Congress passed a six-month funding bill and ensured 2013 transportation funding will be slightly lower than authorized by MAP-21. But that level is slightly higher than the 2012 level. Update: Transportation Weekly is reporting that “The federal-aid highway program will receive a flat freeze (no 0.612 percent bump, due to a combination of errors in the MAP-21 law and the Appropriations Committees’ attempt to correct those errors in the CR).”
Transportation interests are hopeful the higher funding level will be restored when Congress takes up budget issues in the November-December lame duck session. Of course there is still the issue of further automatic budget cuts to deal with (see our story, “Details of Possible $1.5 Billion Funding Cut to Roads, Transit and Rail“).
Congress has now left D.C. and will resume legislative business after the election. “It’s the earliest pre-election exit by Congress from Washington since 1960” according to the Christian Science Monitor.
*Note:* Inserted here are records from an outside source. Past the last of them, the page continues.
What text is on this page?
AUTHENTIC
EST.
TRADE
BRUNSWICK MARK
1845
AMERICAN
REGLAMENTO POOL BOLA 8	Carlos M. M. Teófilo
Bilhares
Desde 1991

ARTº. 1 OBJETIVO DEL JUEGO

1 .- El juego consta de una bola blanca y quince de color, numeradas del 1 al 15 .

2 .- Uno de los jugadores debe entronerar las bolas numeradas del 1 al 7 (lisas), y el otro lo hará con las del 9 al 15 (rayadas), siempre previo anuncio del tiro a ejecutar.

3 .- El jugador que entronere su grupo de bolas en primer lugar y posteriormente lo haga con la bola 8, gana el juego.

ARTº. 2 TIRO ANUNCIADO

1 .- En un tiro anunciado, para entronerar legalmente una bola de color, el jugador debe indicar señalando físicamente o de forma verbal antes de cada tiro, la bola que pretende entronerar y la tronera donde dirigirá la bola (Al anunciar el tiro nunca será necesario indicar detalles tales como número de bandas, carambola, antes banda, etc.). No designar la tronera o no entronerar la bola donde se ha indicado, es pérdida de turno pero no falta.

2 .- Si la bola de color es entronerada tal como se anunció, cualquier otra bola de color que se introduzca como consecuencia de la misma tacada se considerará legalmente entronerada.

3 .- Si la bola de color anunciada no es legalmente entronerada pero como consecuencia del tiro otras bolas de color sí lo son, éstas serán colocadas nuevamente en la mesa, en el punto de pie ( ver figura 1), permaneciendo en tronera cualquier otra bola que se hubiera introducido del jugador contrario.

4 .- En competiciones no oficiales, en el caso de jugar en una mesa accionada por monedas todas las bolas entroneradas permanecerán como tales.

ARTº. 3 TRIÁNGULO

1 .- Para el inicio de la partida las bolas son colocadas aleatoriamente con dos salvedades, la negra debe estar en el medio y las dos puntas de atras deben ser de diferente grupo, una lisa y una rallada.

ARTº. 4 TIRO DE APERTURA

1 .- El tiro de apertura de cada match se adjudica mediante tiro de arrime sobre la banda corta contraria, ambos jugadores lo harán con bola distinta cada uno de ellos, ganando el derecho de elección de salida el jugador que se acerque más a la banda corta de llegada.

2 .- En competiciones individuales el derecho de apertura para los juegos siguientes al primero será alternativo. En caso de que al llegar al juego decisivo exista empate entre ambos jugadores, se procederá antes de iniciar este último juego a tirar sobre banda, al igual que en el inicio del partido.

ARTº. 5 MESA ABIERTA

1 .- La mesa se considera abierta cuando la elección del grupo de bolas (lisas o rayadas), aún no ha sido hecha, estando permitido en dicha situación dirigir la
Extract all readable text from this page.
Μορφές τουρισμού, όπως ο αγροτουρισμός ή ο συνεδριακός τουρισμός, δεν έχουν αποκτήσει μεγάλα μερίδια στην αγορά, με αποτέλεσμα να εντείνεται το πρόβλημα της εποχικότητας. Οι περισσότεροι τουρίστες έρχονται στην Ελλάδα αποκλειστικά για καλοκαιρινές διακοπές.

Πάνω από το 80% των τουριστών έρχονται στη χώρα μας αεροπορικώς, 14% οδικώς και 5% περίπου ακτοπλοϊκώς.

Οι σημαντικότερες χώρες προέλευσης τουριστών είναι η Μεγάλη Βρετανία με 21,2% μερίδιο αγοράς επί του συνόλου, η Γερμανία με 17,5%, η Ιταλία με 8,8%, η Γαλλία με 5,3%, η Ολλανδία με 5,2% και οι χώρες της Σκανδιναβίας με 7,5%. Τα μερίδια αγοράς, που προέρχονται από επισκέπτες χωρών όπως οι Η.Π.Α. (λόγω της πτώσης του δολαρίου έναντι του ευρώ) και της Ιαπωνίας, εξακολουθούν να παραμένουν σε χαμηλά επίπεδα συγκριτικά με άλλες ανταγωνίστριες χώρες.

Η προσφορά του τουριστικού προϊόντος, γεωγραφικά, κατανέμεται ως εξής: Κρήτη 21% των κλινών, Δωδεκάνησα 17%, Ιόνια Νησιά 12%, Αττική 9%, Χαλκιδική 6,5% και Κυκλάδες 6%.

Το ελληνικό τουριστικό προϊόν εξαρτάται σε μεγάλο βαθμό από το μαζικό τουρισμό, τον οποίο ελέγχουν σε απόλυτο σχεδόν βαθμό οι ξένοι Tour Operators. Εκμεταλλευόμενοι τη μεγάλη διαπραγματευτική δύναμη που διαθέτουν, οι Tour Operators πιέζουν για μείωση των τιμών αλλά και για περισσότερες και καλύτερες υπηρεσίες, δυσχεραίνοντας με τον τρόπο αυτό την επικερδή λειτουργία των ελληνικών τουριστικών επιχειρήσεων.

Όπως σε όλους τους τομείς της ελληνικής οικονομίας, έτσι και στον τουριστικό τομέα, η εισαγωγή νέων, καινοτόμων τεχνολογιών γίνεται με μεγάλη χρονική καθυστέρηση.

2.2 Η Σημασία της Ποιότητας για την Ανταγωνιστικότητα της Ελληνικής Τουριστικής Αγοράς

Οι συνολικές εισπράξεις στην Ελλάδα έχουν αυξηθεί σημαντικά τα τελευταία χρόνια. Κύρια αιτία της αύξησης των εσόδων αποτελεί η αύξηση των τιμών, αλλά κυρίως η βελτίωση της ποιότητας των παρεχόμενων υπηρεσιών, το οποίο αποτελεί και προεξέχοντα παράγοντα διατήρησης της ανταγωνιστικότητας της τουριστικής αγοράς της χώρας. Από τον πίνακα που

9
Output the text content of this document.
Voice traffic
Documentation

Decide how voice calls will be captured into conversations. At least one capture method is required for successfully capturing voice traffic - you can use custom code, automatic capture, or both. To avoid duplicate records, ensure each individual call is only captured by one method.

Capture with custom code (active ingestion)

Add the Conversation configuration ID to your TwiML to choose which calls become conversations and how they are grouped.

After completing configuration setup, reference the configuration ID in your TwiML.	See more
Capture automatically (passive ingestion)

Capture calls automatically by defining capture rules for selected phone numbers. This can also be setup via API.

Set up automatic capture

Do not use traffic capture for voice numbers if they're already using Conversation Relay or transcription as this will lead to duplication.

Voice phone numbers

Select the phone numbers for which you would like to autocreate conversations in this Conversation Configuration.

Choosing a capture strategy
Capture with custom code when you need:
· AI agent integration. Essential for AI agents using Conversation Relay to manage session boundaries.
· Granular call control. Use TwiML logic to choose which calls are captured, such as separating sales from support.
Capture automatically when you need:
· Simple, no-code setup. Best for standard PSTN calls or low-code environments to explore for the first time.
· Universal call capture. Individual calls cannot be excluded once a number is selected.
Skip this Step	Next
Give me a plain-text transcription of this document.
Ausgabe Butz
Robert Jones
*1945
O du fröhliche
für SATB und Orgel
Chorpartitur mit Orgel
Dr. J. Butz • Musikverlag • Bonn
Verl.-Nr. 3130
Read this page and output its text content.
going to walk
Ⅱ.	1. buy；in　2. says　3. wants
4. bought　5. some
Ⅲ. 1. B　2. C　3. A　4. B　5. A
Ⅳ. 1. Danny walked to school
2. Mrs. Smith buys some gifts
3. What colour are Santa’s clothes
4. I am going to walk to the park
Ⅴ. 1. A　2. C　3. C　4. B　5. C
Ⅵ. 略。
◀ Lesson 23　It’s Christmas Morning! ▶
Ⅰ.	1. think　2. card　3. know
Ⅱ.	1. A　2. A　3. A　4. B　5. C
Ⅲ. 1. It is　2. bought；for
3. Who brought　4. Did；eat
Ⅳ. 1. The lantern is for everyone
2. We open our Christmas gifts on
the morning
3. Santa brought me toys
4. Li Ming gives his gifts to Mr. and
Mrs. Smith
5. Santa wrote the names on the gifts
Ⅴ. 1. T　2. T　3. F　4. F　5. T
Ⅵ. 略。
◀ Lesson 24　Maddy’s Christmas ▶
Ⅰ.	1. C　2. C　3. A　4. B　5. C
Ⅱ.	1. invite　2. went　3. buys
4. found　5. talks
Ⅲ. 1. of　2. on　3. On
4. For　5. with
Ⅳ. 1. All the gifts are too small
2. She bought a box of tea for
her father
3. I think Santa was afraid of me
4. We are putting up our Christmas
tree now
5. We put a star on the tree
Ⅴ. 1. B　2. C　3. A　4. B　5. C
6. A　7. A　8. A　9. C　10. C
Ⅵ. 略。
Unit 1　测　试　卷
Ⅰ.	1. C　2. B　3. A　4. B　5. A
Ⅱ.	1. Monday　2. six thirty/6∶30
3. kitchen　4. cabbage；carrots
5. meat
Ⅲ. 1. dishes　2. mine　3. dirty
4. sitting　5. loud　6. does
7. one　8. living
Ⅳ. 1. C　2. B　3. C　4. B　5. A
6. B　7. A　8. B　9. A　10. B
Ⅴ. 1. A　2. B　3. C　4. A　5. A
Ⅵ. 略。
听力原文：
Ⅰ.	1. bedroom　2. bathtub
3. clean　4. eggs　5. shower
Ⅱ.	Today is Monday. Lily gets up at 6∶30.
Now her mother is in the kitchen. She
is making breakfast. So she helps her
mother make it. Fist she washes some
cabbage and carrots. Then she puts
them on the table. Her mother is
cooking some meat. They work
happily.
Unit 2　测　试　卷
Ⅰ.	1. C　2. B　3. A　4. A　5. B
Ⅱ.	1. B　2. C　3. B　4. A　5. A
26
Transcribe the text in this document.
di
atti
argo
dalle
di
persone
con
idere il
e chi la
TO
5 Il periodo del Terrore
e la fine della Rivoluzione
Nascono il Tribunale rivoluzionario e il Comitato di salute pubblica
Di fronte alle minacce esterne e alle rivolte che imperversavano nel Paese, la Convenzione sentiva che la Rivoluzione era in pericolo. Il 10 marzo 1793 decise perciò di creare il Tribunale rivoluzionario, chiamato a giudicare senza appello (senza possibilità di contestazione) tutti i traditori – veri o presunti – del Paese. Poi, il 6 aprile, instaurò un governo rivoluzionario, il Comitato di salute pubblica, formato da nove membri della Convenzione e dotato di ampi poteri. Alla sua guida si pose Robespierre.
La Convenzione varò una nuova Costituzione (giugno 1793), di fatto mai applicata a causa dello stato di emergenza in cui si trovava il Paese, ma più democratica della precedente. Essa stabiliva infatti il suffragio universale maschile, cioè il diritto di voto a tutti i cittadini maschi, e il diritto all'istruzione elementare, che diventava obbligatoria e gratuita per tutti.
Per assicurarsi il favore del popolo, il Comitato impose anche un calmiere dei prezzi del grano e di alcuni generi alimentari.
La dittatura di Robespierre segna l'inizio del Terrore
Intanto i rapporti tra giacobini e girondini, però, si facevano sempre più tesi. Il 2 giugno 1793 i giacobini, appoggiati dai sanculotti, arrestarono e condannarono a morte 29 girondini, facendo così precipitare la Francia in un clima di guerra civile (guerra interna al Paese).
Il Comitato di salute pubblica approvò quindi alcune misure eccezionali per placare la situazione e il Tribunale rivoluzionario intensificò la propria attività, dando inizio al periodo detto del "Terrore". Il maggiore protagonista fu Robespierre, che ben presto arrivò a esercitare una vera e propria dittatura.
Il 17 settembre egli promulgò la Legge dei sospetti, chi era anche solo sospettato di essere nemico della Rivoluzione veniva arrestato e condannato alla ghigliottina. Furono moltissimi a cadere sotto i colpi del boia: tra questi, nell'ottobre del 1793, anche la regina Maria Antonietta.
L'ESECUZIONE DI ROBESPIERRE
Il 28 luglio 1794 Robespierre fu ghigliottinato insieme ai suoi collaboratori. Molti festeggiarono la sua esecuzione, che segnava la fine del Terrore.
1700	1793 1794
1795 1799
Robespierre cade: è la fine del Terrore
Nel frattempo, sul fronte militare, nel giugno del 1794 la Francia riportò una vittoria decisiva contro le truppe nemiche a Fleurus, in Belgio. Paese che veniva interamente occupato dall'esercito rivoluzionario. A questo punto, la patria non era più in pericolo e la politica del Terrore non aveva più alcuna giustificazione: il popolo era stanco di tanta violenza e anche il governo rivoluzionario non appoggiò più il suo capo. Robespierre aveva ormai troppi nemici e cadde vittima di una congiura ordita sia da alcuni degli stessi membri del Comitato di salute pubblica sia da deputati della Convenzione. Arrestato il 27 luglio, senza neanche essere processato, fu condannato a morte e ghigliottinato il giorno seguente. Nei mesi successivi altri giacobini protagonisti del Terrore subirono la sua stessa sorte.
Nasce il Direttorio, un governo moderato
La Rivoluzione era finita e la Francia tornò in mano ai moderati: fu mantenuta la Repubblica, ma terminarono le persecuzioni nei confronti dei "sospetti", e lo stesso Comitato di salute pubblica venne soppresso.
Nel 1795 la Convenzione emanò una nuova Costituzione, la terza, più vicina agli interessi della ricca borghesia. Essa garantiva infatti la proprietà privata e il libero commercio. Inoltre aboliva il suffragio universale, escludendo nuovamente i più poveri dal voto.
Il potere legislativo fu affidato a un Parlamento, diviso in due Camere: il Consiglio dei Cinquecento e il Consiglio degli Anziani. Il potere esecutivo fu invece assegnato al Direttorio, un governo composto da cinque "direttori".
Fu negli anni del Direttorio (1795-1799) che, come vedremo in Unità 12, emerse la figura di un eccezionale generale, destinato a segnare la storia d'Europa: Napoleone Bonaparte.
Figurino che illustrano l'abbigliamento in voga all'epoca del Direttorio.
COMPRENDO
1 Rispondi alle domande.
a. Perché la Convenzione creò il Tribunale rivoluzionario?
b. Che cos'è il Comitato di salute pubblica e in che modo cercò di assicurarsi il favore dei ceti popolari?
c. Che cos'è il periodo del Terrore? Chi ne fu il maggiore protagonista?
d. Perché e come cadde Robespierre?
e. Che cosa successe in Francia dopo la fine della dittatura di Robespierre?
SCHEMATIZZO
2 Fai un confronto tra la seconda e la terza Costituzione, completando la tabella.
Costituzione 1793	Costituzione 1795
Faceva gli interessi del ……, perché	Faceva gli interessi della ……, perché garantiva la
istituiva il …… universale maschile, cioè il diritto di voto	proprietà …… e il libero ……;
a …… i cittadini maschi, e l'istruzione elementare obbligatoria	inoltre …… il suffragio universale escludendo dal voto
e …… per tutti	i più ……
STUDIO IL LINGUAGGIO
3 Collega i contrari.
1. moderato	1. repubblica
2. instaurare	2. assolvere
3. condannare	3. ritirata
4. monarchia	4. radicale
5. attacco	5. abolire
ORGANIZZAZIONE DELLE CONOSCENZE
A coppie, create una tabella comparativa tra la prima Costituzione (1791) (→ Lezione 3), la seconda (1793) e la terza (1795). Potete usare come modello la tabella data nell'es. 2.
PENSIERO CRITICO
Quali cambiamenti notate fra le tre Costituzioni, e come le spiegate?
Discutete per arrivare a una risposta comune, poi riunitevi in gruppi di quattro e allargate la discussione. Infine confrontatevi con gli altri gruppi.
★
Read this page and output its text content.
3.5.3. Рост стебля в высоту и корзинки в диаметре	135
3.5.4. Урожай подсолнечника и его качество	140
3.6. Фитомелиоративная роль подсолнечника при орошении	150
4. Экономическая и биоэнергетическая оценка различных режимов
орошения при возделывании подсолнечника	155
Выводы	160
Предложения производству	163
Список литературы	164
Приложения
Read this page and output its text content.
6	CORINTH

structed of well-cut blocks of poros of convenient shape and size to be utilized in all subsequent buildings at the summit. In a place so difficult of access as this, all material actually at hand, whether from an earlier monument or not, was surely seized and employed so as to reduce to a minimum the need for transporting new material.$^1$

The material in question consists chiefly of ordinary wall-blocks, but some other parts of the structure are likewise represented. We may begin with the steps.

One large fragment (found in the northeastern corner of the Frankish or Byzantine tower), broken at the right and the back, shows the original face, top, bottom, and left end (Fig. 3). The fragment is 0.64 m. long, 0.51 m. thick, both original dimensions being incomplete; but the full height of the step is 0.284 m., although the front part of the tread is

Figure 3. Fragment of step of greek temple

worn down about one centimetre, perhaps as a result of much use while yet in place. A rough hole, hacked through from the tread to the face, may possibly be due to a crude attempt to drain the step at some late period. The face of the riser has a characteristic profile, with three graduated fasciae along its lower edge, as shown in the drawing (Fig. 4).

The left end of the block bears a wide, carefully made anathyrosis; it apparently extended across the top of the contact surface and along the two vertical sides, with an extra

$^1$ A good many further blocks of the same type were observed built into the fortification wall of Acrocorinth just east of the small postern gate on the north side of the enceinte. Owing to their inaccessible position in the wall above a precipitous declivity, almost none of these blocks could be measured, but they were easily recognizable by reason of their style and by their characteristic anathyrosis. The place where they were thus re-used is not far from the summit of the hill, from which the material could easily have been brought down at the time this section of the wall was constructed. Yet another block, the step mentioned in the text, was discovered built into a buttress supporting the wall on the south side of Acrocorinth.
The Senate passed the bill 62-30 to fund the federal government from October 1 through March 27, 2013. The House had already passed the bill by a 329-91 margin; those 91 votes against the spending bill came from conservative Republicans, moderate Democrats, and from some liberal Democrats who believed the funding level was too low.
The funding level is about 0.6% higher than 2012 level. That’s the level approved in last year’s debt-limit level, and the level demanded by Democrats. Republicans preferred a slightly lower funding level, but agreed in order to delay spending decisions. Each party believes voters will essentially side with them in the November elections, strengthening their position during the lame duck budget negotiations. For more on that see the Roll Call story “Voters Will Likely Resolve Fiscal Cliff.”
While the bill goes through March 27 most observers expect a complete-year funding bill will be hammered out in the post-election lame duck session. And that’s when we’ll learn if Congress will fund transportation at the slightly higher MAP-21 level or the lower 2013 level.
Congress’ approval rating of 13% is lowest ever for an election year, and its output so far is about half that of a typical Congress, according to the Christian Science Monitor.